En
septembre 1820,
il est nommé gouverneur de l'île Bourbon.
Le 15 février 1821,
le procés-verbal de l'audience extraordinaire du 15 février
1821 par la cour royale de l'île Bourbon, à l'effet de procéder
à l'enregistrement des pouvoirs délivrés par le roi
à M. Louis Henri de Saulces de Freycinet, chevalier de l'ordre
royale et militaire de Saint-Louis, officier de l'ordre royale de la Légion-d'Honneur,
capitaine de vaisseau, nommé par S. M. commandant et administrateur
de l'île Bourbon, en remplacement de M. le baron Milius, dont la
demande de rappel a été agréée.
Après la salve de cinq coups
de canon marquant son installation, de Freycinet fait sa première déclaration
au habitants en insistant sur la cohésion sociale.
Le gouverneur Freycinet
rend visite le 10 juin 1821 au célèbre botaniste et naturaliste
Joseph
Hubert, Il fait précéder sa visite par ces lignes :
" Je vous ai témoigné quelle estime particulière
j'accorde à votre personne; voilà des raisons capables de
me faire doubler le pas aux approches de votre hatitation... ". Cette
même année le botaniste et naturaliste réunionnais reçoit
la médaille d’or de l’Agriculture française.
En août 1821, il entreprend
une visite complète de l'île qui lui permettra de se rendre compte de
la bonne santé économique de Bourbon. La production agricole locale est
florissante. D'ailleurs, le 6 mars 1826, il autorise l'exportation d'une
partie de l'excédent de la production de blé, 300 000 kg, à l'île Maurice.
Henri de Frycinet établit
une caisse d'escompte pour toute la colonie. L'accroissement qu'ont pris
le commerce et l'agriculture nécessite l'établissement d'une caisse publique
où l'on peut trouver l'argent nécessaire au mouvement des affaires. Celui
qui circule dans le pays ne suffise pas aux besoins du négoce et de la
population. Quelle que soit la cause de la rareté des espèces, les capitalistes
profitent seuls de l'absence de toute institution de crédit par les intérêts
usuraires qu'ils prennent au commerçant et à l'agriculteur. Les opérations
de la caisse d'escompte commenceront le 1 er janvier 1822.

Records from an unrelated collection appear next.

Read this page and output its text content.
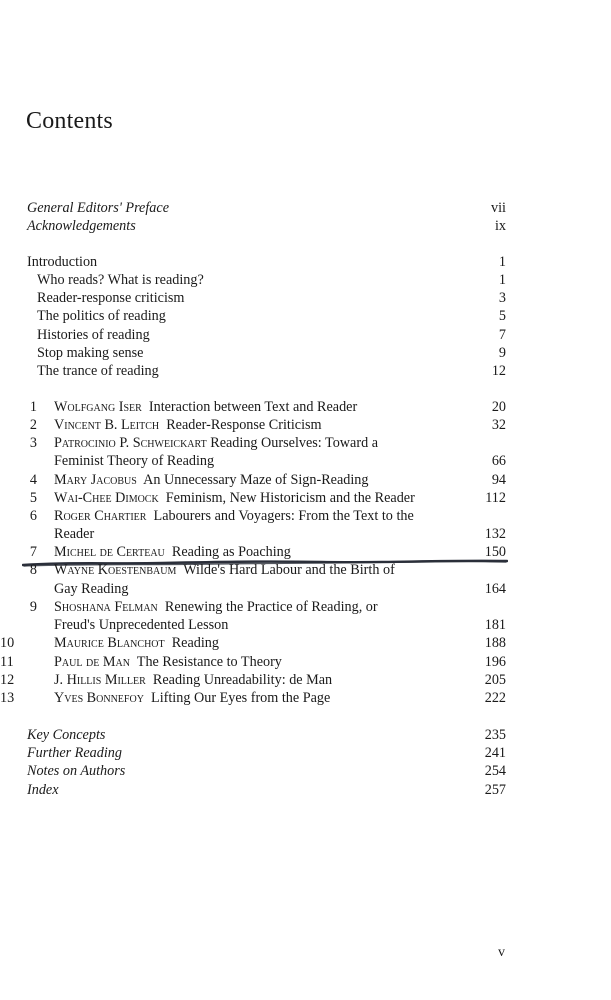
Contents
General Editors' Preface	vii
Acknowledgements	ix
Introduction	1
Who reads? What is reading?	1
Reader-response criticism	3
The politics of reading	5
Histories of reading	7
Stop making sense	9
The trance of reading	12
1 Wolfgang Iser Interaction between Text and Reader	20
2 Vincent B. Leitch Reader-Response Criticism	32
3 Patrocinio P. Schweickart Reading Ourselves: Toward a
Feminist Theory of Reading	66
4 Mary Jacobus An Unnecessary Maze of Sign-Reading	94
5 Wai-Chee Dimock Feminism, New Historicism and the Reader	112
6 Roger Chartier Labourers and Voyagers: From the Text to the
Reader	132
7 Michel de Certeau Reading as Poaching	150
8 Wayne Koestenbaum Wilde's Hard Labour and the Birth of
Gay Reading	164
9 Shoshana Felman Renewing the Practice of Reading, or
Freud's Unprecedented Lesson	181
10	Maurice Blanchot Reading	188
11	Paul de Man The Resistance to Theory	196
12	J. Hillis Miller Reading Unreadability: de Man	205
13	Yves Bonnefoy Lifting Our Eyes from the Page	222
Key Concepts	235
Further Reading	241
Notes on Authors	254
Index	257
v
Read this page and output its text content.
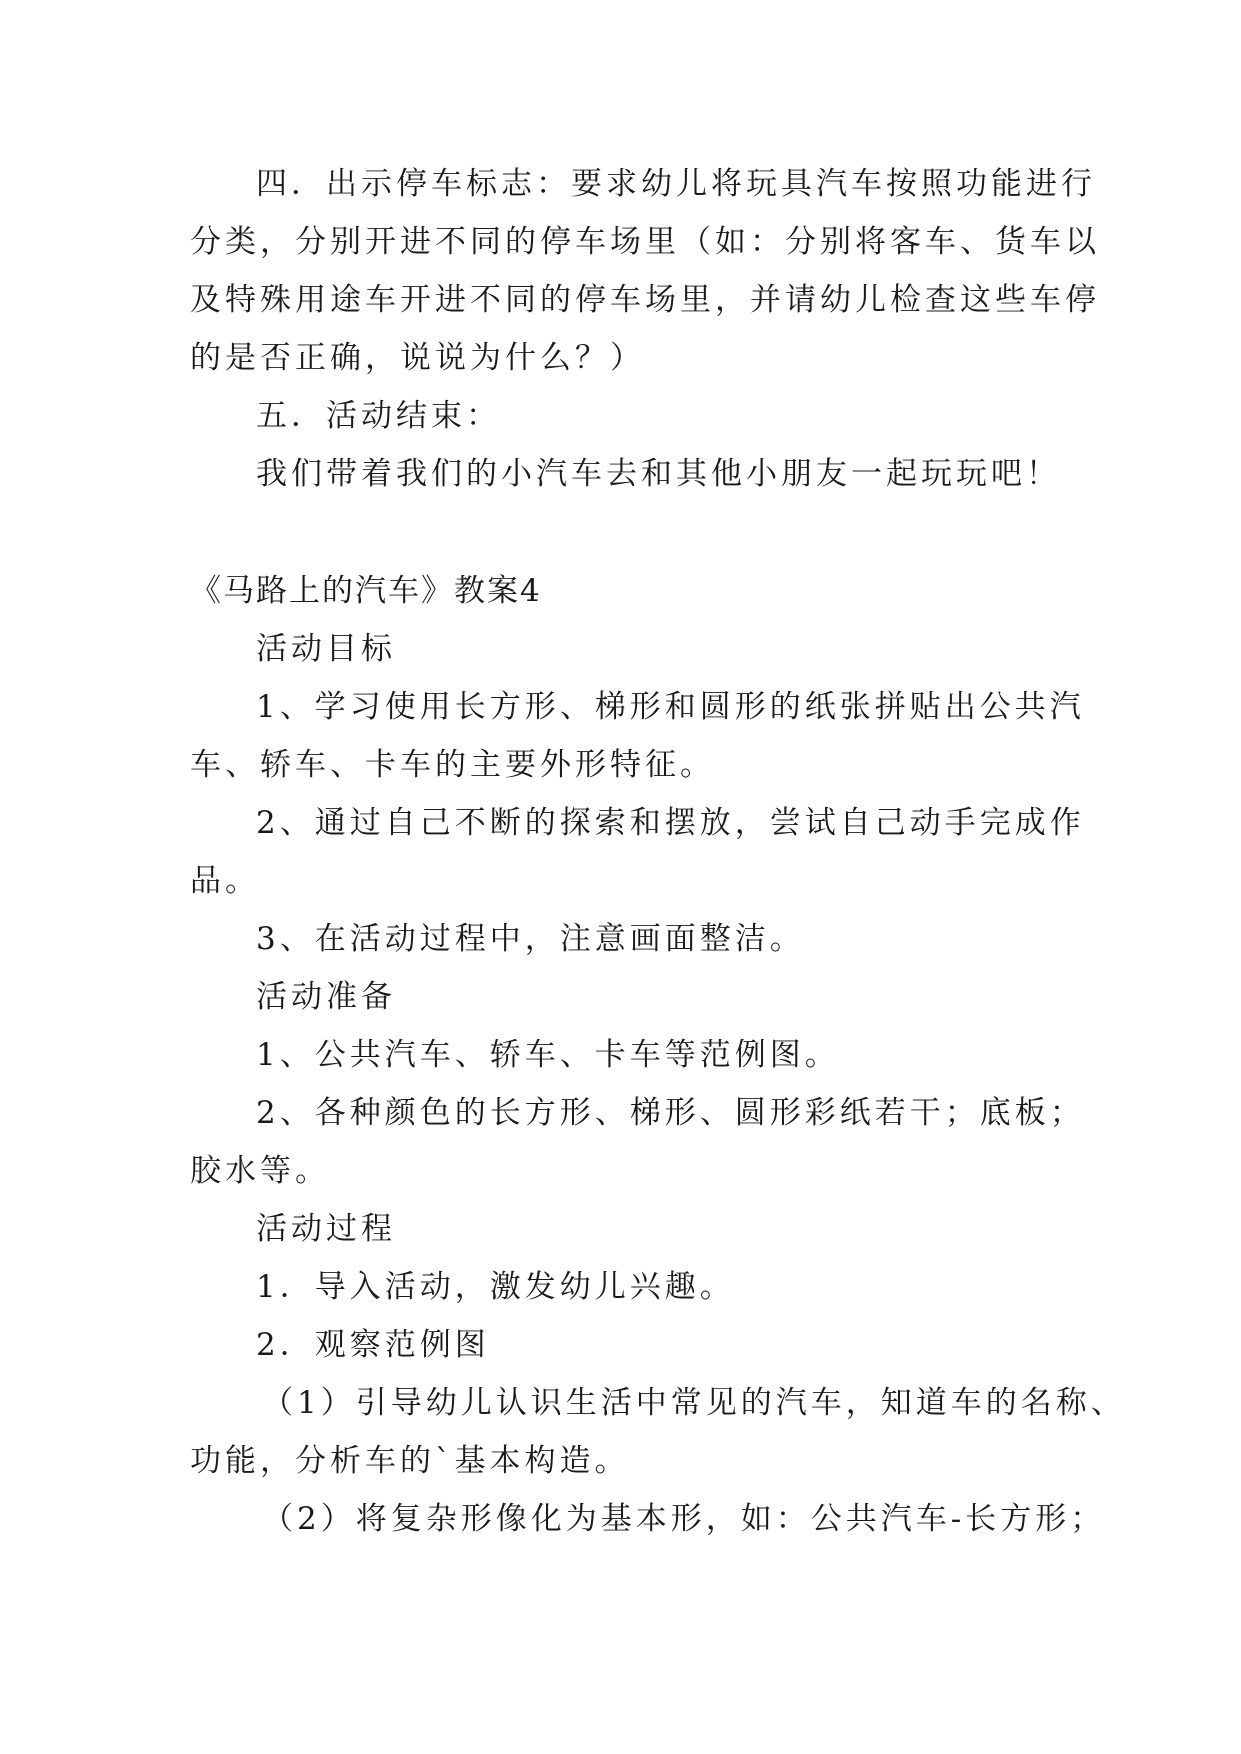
四．出示停车标志：要求幼儿将玩具汽车按照功能进行
分类，分别开进不同的停车场里（如：分别将客车、货车以
及特殊用途车开进不同的停车场里，并请幼儿检查这些车停
的是否正确，说说为什么？）
五．活动结束：
我们带着我们的小汽车去和其他小朋友一起玩玩吧！
《马路上的汽车》教案4
活动目标
1、学习使用长方形、梯形和圆形的纸张拼贴出公共汽
车、轿车、卡车的主要外形特征。
2、通过自己不断的探索和摆放，尝试自己动手完成作
品。
3、在活动过程中，注意画面整洁。
活动准备
1、公共汽车、轿车、卡车等范例图。
2、各种颜色的长方形、梯形、圆形彩纸若干；底板；
胶水等。
活动过程
1．导入活动，激发幼儿兴趣。
2．观察范例图
（1）引导幼儿认识生活中常见的汽车，知道车的名称、
功能，分析车的`基本构造。
（2）将复杂形像化为基本形，如：公共汽车-长方形；
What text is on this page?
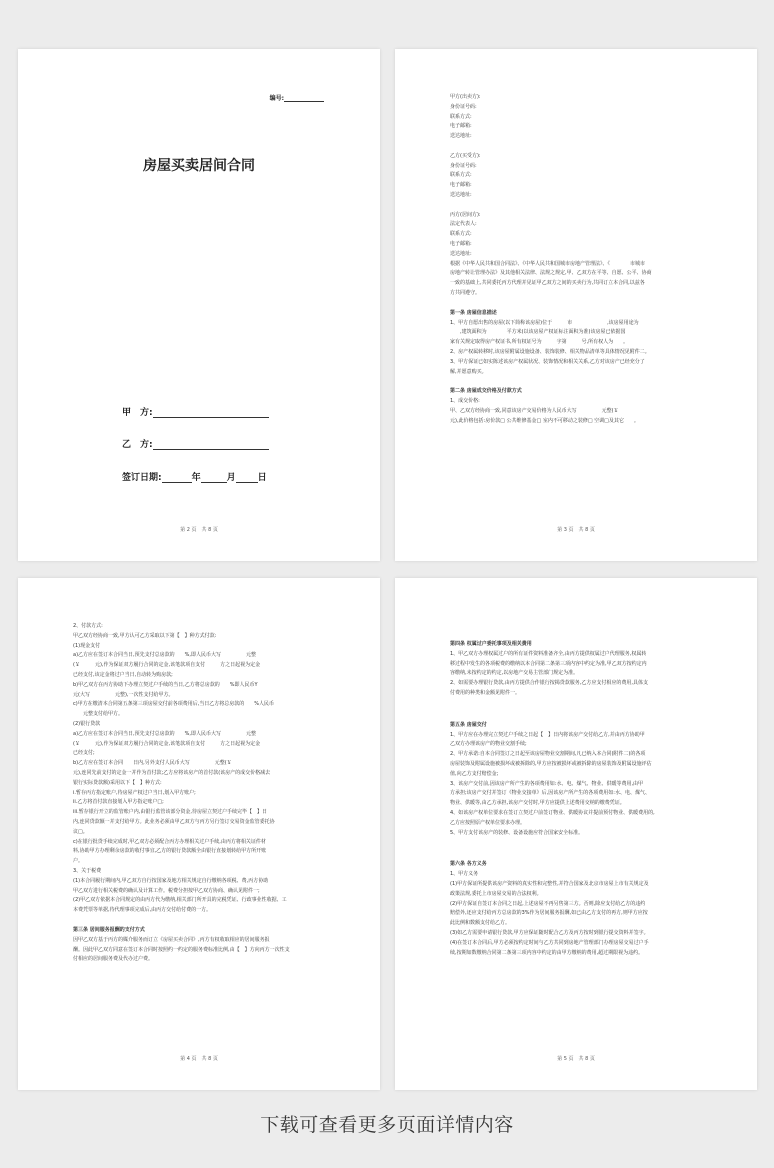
编号:
房屋买卖居间合同
甲　方:
乙　方:
签订日期:	年	月 日
第 2 页　共 8 页
甲方(出卖方):
身份证号码:
联系方式:
电子邮箱:
送达地址:
乙方(买受方):
身份证号码:
联系方式:
电子邮箱:
送达地址:
丙方(居间方):
法定代表人:
联系方式:
电子邮箱:
送达地址:
根据《中华人民共和国合同法》、《中华人民共和国城市房地产管理法》、《　　　　市城市
房地产转让管理办法》及其他相关法律、法规之规定,甲、乙双方在平等、自愿、公平、协商
一致的基础上,共同委托丙方代理并见证甲乙双方之间的买卖行为,共同订立本合同,以兹各
方共同遵守。
第一条 房屋信息描述
1、甲方自愿出售的房屋(以下简称该房屋)位于　　　市　　　　　　　,该房屋用途为
　　,建筑面积为　　　　平方米(以该房屋产权证标注面积为准)该房屋已依据国
家有关规定取得房产权证书,所有权证号为　　　字第　　　号,所有权人为　　。
2、房产权属转移时,该房屋附属设施设备、装饰装修、相关物品清单等具体情况见附件二。
3、甲方保证已如实陈述该房产权属状况、装饰情况和相关关系,乙方对该房产已经充分了
解,并愿意购买。
第二条 房屋成交价格及付款方式
1、成交价格:
甲、乙双方经协商一致,同意该房产交易价格为人民币大写　　　　　元整(￥　　
元),此价格包括:房价款□ 公共维修基金□ 室内不可移动之装修□ 空调□及其它　　。
第 3 页　共 8 页
2、付款方式:
甲乙双方经协商一致,甲方认可乙方采取以下第【　】种方式付款:
(1)现金支付
a)乙方应在签订本合同当日,预先支付总房款的　　%,即人民币大写　　　　　元整
(￥　　　元),作为保证双方履行合同的定金,该笔款项自支付　　　方之日起视为定金
已经支付,该定金将过户当日,自动转为购房款;
b)甲乙双方在丙方协助下办理立契过户手续的当日,乙方将总房款的　　%即人民币Y
元(大写　　　　　元整),一次性支付给甲方。
c)甲方在缴清本合同第五条第三项房屋交付前各项费用后,当日乙方将总房款的　　%人民币
　　元整支付给甲方。
(2)银行贷款
a)乙方应在签订本合同当日,预先支付总房款的　　%,即人民币大写　　　　　元整
(￥　　　元),作为保证双方履行合同的定金,该笔款项自支付　　　方之日起视为定金
已经支付;
b)乙方应在签订本合同　　日内,另外支付人民币大写　　　　　元整(￥
元),连同先前支付的定金一并作为首付款;乙方应将该房产的首付款(该房产的成交价格减去
银行实际贷款额)采用以下【　】种方式:
i.暂存丙方指定账户,待房屋产权过户当日,划入甲方账户;
ii.乙方将首付款直接划入甲方指定账户□;
iii.暂存银行开立的监管账户内,由银行监管该部分资金,待房屋立契过户手续完毕【　】日
内,连同贷款额一并支付给甲方。此业务必须由甲乙双方与丙方另行签订交易资金监管委托协
议□。
c)在银行批贷手续完成时,甲乙双方必须配合丙方办理相关过户手续,由丙方将相关证件材
料,协助甲方办理剩余房款的收付事宜,乙方的银行贷款额全由银行直接划转给甲方所开账
户。
3、关于税费
(1)本合同履行期间内,甲乙双方自行按国家及地方相关规定自行缴纳各项税、费,丙方协助
甲乙双方进行相关税费的确认及计算工作。税费分担按甲乙双方协商、确认见附件一;
(2)甲乙双方依据本合同规定的由丙方代为缴纳,相关部门所开具的完税凭证、行政事业性收据、工
本费凭票等单据,待代理事项完成后,由丙方交付给付费的一方。
第三条 居间服务报酬的支付方式
因甲乙双方基于丙方的媒介服务而订立《房屋买卖合同》,丙方有权收取相应的居间服务报
酬。因此甲乙双方同意在签订本合同时按照约一约定的服务费标准比例,由【　】方向丙方一次性支
付相应的居间服务费及代办过户费。
第 4 页　共 8 页
第四条 权属过户委托事项及相关费用
1、甲乙双方办理权属过户的所有证件资料准备齐全,由丙方提供权属过户代理服务,权属转
移过程中发生的各项税费的缴纳以本合同第二条第三项内容中约定为准,甲乙双方按约定内
容缴纳,未按约定的约定,以房地产交易主管部门规定为准。
2、如需要办理银行贷款,由丙方提供合作银行按揭贷款服务,乙方应支付相应的费用,具体支
付费用的种类和金额见附件一。
第五条 房屋交付
1、甲方应在办理完立契过户手续之日起【　】日内将该房产交付给乙方,并由丙方协助甲
乙双方办理该房产的物业交割手续;
2、甲方承诺:自本合同签订之日起至该房屋物业交割期间,凡已纳入本合同(附件二)的各项
房屋装饰及附属设施被损坏或被拆除的,甲方应按被损坏或被拆除的房屋装饰及附属设施评估
值,向乙方支付赔偿金;
3、该房产交付前,因该房产所产生的各项费用如:水、电、煤气、物业、供暖等费用,由甲
方承担;该房产交付并签订《物业交接单》后,因该房产所产生的各项费用如:水、电、煤气、
物业、供暖等,由乙方承担,该房产交付时,甲方应提供上述费用交纳的缴费凭证。
4、如该房产权单位要求在签订立契过户前签订物业、供暖协议并提前预付物业、供暖费用的,
乙方应按照原产权单位要求办理。
5、甲方支付该房产的装修、设备设施应符合国家安全标准。
第六条 各方义务
1、甲方义务
(1)甲方保证所提供该房产资料的真实性和完整性,并符合国家及北京市房屋上市有关规定及
政策法规,委托上市房屋交易的合法权利。
(2)甲方保证自签订本合同之日起,上述房屋不再另售第三方。否则,除应支付给乙方的违约
赔偿外,还应支付给丙方总房款的3%作为居间服务报酬,如已由乙方支付的再方,则甲方应按
此比例和数额支付给乙方。
(3)如乙方需要申请银行贷款,甲方应保证随时配合乙方及丙方按时到银行提交资料并签字。
(4)在签订本合同后,甲方必须按约定时间与乙方共同到房地产管理部门办理房屋交易过户手
续,按期如数缴纳合同第二条第三项内容中约定的由甲方缴纳的费用,超过期限视为违约。
第 5 页　共 8 页
下载可查看更多页面详情内容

10 novembre 1821, ordonnance
de Louis Henri de Saulces de Freycinet.
Ordonnance du commandant
et administrateur pour le roi, relative à l'établissement
d'une caisse d'escompte.
Nous, commandant de la caisse
de réserve du trésor royal, et désirant faire jouir
le commerce et l'agriculture des avantages que peut leur procurer son
heureuse situation ;
Après en avoir délibéré
en conseil de gouvernement et d'administration, sauf l'approbation de
S. M., avons ordonné et ordonnons ce qui suit :
Art 1. Il sera créé
par le gouvernement une caisse d'escompte pour toute la colonie.
Art 2. Elle sera établie
à Saint-Denis, ses opérations commenceront le 1 er janvier
prochain.
Art 3. Le fonds capital de
cette caisse d'escompte est fixé à la somme de sept cent
cinquante mille francs, qui sera prise sur les fonds de réserve.
Art 4. Sur ces fonds, il
sera mis à la disposition du caissier la somme nécessaire
pour le service courant. Le reste sera déposé dans une caisse
à trois clefs, dont une sera remise au directeur, et les deux autres
aux deux censeurs.
Art 5. Les bénéfices
annuels seront réunis au capital jusqu'à ce que nous en
ayons autrement ordonné.
Art 6. Les opérations
de la caisse d'escompte consisteront uniquement à escompter des
lettres de change ou des billets à ordre présentant les
conditions exprimées ci-après au titre de l'escompte. Tout
autre genre d'affaires ou de négociations lui est interdit.
Art 7. Les dépenses
de la caisse d'escompte sont à sa charge :
- De l'administration de la caisse d'escompte.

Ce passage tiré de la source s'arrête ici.